A livello mondiale, il fumo di sigaretta e il binomio guerre-terrorismo “costano” economicamente più dell’obesità
Sono almeno 17 milioni gli italiani che soffrono di malattie legate a problematiche nutrizionali, con un impegno economico per la collettività non inferiore ai 25 miliardi di euro l’anno. Un trend in crescita, purtroppo, sia per il nostro Paese sia per il resto del mondo, fortemente correlato alla diffusione di stili di vita errati, non contrastabili con il solo intervento sanitario (preventivo e curativo). Basta pensare che, in termini di aggravio economico a livello mondiale, la sola obesità si colloca al terzo posto dopo il fumo di sigaretta e il binomio guerre-terrorismo. Per la prevenzione, poi, in Italia attualmente si spende circa il 4,2% della spesa sanitaria, a fronte del 5% prestabilito, laddove già uno studio Ocse 2010 ha evidenziato come in alcune nazioni (Canada, Olanda, Spagna, Francia, USA) un incremento (+1%) della spesa in prevenzione abbia portato a una progressiva riduzione (-3%) della spesa per prestazioni curative.

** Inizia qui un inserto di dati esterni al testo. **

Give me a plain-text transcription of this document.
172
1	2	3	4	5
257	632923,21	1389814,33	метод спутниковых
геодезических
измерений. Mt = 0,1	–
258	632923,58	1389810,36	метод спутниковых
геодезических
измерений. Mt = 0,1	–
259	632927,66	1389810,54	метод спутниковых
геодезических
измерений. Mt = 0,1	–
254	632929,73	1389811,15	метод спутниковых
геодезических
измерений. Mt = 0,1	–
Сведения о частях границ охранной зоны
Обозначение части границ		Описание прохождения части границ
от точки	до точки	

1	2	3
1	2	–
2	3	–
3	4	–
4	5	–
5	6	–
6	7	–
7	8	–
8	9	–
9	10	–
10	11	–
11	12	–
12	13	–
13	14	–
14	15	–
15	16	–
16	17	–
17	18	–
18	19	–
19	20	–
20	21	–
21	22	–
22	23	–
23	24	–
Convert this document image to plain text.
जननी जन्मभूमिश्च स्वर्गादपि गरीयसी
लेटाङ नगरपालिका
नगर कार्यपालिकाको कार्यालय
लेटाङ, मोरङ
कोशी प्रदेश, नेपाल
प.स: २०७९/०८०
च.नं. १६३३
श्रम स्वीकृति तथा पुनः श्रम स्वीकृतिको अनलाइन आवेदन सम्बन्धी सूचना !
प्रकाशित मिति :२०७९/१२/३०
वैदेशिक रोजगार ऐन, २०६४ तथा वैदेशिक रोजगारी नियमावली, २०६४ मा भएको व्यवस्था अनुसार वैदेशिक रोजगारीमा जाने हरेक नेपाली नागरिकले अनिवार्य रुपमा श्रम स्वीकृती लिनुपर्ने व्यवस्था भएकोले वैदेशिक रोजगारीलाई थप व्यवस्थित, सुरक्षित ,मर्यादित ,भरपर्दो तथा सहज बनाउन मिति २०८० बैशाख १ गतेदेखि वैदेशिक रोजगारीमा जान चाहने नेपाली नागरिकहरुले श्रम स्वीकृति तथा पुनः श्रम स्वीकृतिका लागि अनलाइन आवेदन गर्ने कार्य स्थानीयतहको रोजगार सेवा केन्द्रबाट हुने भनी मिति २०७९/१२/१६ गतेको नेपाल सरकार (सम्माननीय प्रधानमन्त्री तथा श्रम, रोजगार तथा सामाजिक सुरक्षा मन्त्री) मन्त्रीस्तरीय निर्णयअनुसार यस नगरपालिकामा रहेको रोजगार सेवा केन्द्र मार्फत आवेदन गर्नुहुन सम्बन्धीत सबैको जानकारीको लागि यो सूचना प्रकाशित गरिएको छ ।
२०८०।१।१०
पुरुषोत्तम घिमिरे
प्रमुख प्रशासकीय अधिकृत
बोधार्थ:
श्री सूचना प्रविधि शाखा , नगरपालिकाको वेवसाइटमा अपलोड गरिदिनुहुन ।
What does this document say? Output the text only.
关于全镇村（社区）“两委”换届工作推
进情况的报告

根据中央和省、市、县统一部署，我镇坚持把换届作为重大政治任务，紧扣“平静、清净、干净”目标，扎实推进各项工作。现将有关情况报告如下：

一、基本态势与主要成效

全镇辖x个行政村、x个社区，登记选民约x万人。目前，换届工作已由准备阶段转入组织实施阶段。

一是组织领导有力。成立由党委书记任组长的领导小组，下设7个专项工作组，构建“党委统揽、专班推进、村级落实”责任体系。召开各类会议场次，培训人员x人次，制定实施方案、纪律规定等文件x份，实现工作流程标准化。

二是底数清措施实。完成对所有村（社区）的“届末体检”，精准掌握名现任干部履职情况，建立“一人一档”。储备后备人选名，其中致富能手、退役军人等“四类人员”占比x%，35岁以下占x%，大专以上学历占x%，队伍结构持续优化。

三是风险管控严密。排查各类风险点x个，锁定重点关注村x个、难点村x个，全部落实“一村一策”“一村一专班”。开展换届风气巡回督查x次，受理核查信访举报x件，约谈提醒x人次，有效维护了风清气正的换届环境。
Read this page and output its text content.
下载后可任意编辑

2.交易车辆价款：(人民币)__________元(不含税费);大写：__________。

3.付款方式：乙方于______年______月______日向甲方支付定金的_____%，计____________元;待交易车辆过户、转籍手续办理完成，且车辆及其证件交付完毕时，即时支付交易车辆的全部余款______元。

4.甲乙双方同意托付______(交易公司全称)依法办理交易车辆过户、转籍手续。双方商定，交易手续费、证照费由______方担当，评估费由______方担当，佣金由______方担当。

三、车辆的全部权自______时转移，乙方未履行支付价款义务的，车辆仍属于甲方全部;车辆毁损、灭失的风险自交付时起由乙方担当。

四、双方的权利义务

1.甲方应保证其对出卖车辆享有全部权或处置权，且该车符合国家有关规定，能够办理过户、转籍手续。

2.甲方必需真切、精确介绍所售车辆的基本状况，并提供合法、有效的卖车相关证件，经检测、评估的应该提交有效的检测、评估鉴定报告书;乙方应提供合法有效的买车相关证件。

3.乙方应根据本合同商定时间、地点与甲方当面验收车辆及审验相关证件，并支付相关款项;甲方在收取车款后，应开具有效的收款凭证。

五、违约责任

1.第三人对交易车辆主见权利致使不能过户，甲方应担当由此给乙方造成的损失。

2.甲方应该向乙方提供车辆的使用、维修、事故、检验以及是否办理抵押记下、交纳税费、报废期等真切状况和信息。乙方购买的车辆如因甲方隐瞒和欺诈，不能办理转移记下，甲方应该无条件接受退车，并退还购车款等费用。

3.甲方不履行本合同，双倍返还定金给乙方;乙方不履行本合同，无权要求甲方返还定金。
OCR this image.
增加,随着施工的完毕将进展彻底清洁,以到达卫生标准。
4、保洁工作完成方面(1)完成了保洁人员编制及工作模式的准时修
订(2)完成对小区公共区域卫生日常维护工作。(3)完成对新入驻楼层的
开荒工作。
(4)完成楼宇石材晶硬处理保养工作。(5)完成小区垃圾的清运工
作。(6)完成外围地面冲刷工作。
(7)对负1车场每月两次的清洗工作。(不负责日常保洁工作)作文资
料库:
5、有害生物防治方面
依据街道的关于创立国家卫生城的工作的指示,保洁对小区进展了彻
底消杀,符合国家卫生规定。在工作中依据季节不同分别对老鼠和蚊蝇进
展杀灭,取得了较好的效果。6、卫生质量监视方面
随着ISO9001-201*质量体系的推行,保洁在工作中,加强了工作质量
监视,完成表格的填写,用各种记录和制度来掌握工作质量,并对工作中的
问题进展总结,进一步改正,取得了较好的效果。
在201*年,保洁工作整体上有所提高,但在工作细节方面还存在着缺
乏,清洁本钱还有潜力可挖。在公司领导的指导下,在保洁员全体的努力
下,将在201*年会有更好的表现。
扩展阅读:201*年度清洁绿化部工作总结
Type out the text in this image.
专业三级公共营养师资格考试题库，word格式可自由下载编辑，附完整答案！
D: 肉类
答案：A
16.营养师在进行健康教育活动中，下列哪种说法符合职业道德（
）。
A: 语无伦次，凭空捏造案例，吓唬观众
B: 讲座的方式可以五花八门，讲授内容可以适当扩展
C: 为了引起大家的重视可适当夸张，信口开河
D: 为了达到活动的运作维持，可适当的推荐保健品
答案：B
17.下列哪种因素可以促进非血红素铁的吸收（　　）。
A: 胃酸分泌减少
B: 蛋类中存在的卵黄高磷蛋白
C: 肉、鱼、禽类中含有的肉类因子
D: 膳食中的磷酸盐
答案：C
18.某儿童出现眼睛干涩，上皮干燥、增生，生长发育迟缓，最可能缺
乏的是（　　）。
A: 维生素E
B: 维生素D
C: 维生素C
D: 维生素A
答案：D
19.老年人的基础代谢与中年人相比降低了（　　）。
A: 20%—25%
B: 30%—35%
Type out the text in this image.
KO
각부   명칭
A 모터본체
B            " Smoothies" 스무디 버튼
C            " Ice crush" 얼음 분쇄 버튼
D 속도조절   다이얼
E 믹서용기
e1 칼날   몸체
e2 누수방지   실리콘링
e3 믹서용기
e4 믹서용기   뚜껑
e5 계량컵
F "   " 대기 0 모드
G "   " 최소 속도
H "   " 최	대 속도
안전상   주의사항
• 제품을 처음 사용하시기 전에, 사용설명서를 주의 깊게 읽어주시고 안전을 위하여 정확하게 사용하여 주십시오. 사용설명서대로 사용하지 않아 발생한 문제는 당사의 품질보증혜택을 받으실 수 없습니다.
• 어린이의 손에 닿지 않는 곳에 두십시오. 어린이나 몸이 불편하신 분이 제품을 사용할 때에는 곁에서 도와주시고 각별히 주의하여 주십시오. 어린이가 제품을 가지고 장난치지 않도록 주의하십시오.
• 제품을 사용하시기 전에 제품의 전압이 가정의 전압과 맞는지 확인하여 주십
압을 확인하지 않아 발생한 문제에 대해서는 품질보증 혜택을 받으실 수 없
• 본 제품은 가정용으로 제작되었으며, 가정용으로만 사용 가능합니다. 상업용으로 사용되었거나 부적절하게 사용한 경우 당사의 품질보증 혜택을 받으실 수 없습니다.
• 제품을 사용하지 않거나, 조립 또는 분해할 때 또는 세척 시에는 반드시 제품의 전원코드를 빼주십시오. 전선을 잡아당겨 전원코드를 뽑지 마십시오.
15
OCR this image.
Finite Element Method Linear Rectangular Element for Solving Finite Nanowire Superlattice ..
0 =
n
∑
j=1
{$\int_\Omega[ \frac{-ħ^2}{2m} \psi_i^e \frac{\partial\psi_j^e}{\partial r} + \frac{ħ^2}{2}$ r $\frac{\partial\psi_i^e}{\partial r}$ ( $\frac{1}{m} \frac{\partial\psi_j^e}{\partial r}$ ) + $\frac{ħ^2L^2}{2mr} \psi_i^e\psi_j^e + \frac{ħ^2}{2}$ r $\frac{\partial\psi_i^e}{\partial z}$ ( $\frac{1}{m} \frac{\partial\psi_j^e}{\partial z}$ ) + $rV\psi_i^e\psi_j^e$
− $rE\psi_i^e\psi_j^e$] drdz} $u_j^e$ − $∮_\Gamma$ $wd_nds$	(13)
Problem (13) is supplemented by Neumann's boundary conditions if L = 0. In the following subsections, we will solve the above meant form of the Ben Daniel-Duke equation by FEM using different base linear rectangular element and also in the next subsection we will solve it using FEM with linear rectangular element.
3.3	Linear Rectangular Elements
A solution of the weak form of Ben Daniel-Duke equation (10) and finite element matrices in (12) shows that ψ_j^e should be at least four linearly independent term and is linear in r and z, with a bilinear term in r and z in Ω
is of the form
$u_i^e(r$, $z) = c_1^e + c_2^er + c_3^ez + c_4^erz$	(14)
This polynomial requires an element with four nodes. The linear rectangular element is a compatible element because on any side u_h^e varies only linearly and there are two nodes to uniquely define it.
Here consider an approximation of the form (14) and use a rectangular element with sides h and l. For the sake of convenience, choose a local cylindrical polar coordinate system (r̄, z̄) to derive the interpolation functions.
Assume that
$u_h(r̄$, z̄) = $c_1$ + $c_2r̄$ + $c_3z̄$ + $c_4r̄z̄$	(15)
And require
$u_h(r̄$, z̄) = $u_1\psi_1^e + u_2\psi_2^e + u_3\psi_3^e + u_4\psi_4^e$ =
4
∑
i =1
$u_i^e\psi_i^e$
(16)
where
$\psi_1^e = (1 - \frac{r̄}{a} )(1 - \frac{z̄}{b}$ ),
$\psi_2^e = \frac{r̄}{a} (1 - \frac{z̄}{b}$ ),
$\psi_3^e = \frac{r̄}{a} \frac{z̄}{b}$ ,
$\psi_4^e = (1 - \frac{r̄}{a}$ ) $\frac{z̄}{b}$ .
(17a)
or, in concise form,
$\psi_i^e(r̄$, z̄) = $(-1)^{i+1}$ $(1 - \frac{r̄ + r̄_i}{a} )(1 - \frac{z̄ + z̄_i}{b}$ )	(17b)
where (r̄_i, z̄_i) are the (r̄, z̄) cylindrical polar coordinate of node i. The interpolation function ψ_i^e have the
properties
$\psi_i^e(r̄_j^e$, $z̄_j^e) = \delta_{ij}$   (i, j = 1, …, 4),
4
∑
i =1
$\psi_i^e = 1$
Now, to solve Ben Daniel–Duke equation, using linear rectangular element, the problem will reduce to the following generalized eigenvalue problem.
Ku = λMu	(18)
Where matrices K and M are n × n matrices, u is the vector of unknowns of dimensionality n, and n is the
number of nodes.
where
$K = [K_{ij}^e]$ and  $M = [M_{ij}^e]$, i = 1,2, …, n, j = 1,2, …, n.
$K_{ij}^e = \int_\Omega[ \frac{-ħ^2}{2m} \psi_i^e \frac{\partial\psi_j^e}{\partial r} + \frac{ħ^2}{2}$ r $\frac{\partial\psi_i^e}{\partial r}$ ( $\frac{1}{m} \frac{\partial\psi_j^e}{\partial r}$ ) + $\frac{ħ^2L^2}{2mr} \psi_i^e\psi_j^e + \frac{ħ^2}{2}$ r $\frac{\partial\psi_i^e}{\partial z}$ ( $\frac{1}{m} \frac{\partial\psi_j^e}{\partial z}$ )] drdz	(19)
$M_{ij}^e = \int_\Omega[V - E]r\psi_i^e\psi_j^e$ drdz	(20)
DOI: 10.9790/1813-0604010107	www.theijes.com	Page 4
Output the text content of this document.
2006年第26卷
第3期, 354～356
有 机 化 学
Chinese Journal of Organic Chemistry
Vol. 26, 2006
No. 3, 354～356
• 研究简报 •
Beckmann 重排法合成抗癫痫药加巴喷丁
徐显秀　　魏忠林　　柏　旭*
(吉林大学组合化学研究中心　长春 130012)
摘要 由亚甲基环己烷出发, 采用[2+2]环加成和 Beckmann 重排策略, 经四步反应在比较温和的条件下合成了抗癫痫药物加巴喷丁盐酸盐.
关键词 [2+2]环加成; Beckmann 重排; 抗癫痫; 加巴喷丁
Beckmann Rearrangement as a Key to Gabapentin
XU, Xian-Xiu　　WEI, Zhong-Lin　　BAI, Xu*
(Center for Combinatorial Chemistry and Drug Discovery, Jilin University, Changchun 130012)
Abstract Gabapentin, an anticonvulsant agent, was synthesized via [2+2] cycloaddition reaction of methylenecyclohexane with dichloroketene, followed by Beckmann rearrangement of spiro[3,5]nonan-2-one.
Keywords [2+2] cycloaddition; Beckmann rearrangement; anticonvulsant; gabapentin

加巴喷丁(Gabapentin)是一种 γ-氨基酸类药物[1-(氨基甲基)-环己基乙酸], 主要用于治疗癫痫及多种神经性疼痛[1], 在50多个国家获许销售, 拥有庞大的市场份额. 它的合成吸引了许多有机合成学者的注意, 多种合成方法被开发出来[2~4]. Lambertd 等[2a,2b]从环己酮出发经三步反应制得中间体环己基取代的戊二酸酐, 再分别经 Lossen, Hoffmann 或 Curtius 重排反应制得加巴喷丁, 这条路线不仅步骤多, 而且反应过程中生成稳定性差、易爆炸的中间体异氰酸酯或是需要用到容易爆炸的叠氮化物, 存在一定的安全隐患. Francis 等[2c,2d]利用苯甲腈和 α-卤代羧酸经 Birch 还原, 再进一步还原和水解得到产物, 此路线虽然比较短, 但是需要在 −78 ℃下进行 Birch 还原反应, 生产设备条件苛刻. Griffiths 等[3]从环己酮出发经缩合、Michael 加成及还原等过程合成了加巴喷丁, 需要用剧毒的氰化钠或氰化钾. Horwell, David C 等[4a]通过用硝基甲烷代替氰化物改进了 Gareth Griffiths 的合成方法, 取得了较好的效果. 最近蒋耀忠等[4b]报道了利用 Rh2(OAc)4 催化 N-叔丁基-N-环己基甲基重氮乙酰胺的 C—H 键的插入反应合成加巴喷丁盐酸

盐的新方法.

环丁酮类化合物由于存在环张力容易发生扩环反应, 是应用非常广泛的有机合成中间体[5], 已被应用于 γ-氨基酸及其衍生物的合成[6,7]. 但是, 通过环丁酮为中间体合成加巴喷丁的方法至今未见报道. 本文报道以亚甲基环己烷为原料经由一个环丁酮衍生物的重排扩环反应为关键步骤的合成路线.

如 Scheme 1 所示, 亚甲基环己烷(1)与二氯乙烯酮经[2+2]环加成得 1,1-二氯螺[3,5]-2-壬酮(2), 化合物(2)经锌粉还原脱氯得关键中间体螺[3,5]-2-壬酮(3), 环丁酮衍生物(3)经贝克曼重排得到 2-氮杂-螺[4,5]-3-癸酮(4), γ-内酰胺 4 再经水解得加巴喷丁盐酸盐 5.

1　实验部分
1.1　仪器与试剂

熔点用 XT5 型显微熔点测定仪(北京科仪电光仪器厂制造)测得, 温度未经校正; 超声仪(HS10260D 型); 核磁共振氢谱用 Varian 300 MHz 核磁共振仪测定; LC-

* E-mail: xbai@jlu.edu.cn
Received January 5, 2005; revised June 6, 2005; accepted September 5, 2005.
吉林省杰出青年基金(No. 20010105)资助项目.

Ecco perché serve una stretta interazione fra i vari “attori” del sistema: consumatori, nutrizionisti, mondo agricolo, ma anche politici e amministratori. In questo senso, l’Adi – l’Associazione italiana di Dietetica e Nutrizione Clinica – con il “Manifesto delle criticità in Nutrizione Clinica e Preventiva per il quadriennio 2015-2018” ha voluto affrontare questa problematica in maniera strutturale e concreta.